Are your expectations for marketing properly aligned with goals?

 

A key lesson we all learn in life is how to set expectations. Unfortunately, it’s a lesson most of us only receive when our expectations are so out of whack that we suffer a crushing disappointment that comes at a cost.

Several marketers sell an outsourced program, but their #1 failure is to correctly set expectations for an owner and ensure that they are understood and agreed upon by all parties.

Here’s why and how you can get your marketing expectations back on track.

Consequences of Improper Expectations

Before we discuss how to set marketing expectations, we first have to understand why improperly setting them can lead to some significant shortfalls.

Improperly set expectations can have far-reaching effects. They can lead you to evaluate your campaigns wrongly, distributing too many different forms of content that confuse your audience, and, perhaps most importantly, doubt your marketing team. Setting proper expectations allows you to weather the inevitable storms and setbacks your marketing content is likely to have.

Let’s take a look at an example of how poorly set expectations might play out.

You are hosting an event for the first time, and you’d like to turn it into an ongoing series, a reasonable expectation. For the first one, you set your desired attendance at ten attendees. For the second, you double it, going up to 20. Then increasing seems to make sense, so the third goes up to 40 attendees, I think you get the point.

This example presents a few flaws in thinking. There is no mention of the tactics you’d use to get people to attend, such as email, social, or paid advertising, but let’s assume that from the very beginning, you are using all the promotion tools available to you.

So the question becomes, what exactly are you going to do differently to increase your audience every time?
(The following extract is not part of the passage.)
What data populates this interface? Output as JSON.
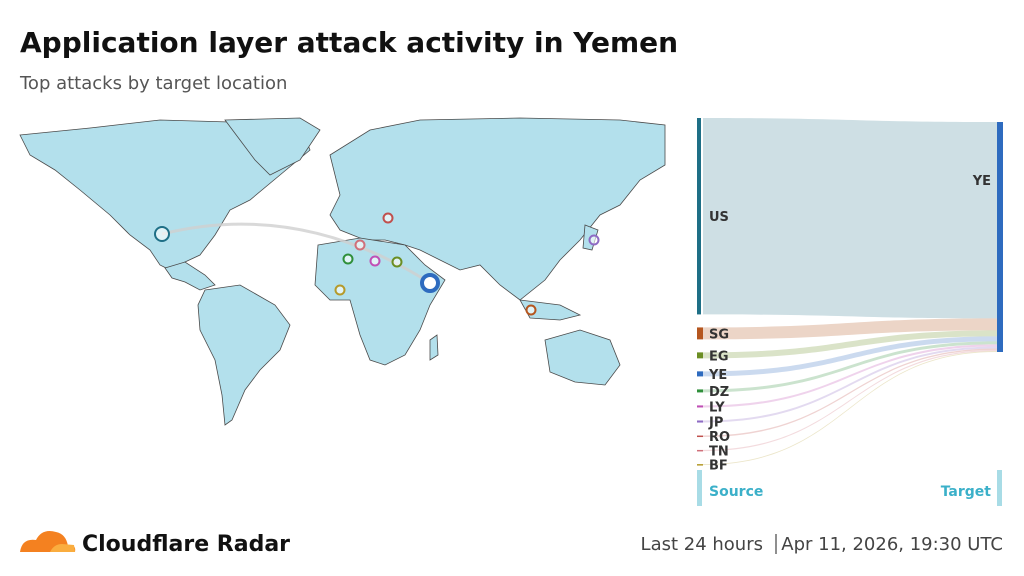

The only new tactic introduced here is the general word of mouth, which requires your audience to do the work for you — not a reliable method on which to build a robust set of expectations.

So setting more realistic expectations in this example would be to expect at least one new lead. They may or may not turn into a customer, but if you close one opportunity, odds are the new client probably pays for the event.

If you correctly calibrate your expectations and they end up being true, you’re likely to feel much better about the work you did. You’ll feel accomplished and successful. You should never discount how big of a boost this can provide you and your team moving forward.

Set Expectations that Work

Now the key here is to figure out how to set realistic expectations. It will vary depending on what form your marketing content will take, be it a blog post, video or marketing an event, but the key here is first to determine what you need to consider a marketing effort a success; is it a client conversion, lead generation or just broadened awareness of your business?

There are three different areas you can tune your expectations for:

1) Timeline

Whenever planning a marketing campaign, you need to allow time to let multiple, repeated attempts connect with your audience. Going back to the event example above, the expectation of doubling attendees for the first four events was clearly out of whack. Beyond just calling for a dramatic increase in attendees, it failed to plan beyond those four events or what goal would generate an outcome other than attendance.

Instead, the timeline should have extended to at least a year, with the expectation that halfway through the year, you can adequately evaluate, adjust and determine how many people are likely to attend each event.

Then, the expectations can be built gradually, from receiving positive feedback to maybe one or two returning attendees to a new customer to averaging a new lead each event and so on.

2) New Business

After you’ve set your timeline, figure out how many new engagements for your sales team could realistically potentially generate and set your expectations accordingly. Look at where you’re marketing (social, email, direct mail), who you’re marketing to, and data from past experiences. Just because you’re starting up something new doesn’t mean you’ve suddenly discovered gold, and new customers will start flying in.

3) Building Awareness

Once you’ve nailed down your goals for new leads or customers, you expect to get out of a marketing campaign. Then you can start thinking about attendees and clicks in an “awareness” bucket. Learning to set your expectations for how your marketing efforts will help expand the reach of your business’s brand.

Maybe someone doesn’t become a customer, but they tell a friend to attend your event, for example. Similarly, someone could share a blog post on social media, forward on an offer email or contact you for information. All of this builds awareness of your brand.

By continuing to push information out, you can view these clicks and shares as what they are – signifiers that your information is resonating and helping you to recalibrate your lead expectations.

Even if your marketing only reaches a handful of people, having it be high value and well put together, the content will set a precedent of quality that you can rely on down the road.

Setting Down Roots

With all of these suggestions, you’ve probably noticed two things standing out. One is that setting expectations requires you to lower the number of people you anticipate will attend/download/click on your marketing content, and two, it’s essential to play the long game.

The truth is no one piece of content is going to put your business suddenly over the top, flush with new business. You need to set incremental steps and continue to build and cultivate a brand that consumers can trust.

Setting expectations allow you to make improvements where needed and focus on your audience. You’ll feel better and do better work. Who doesn’t want that?

One last note, make sure to understand that marketing is different than sales. Two very different components and approaches a powerful combination when they work together.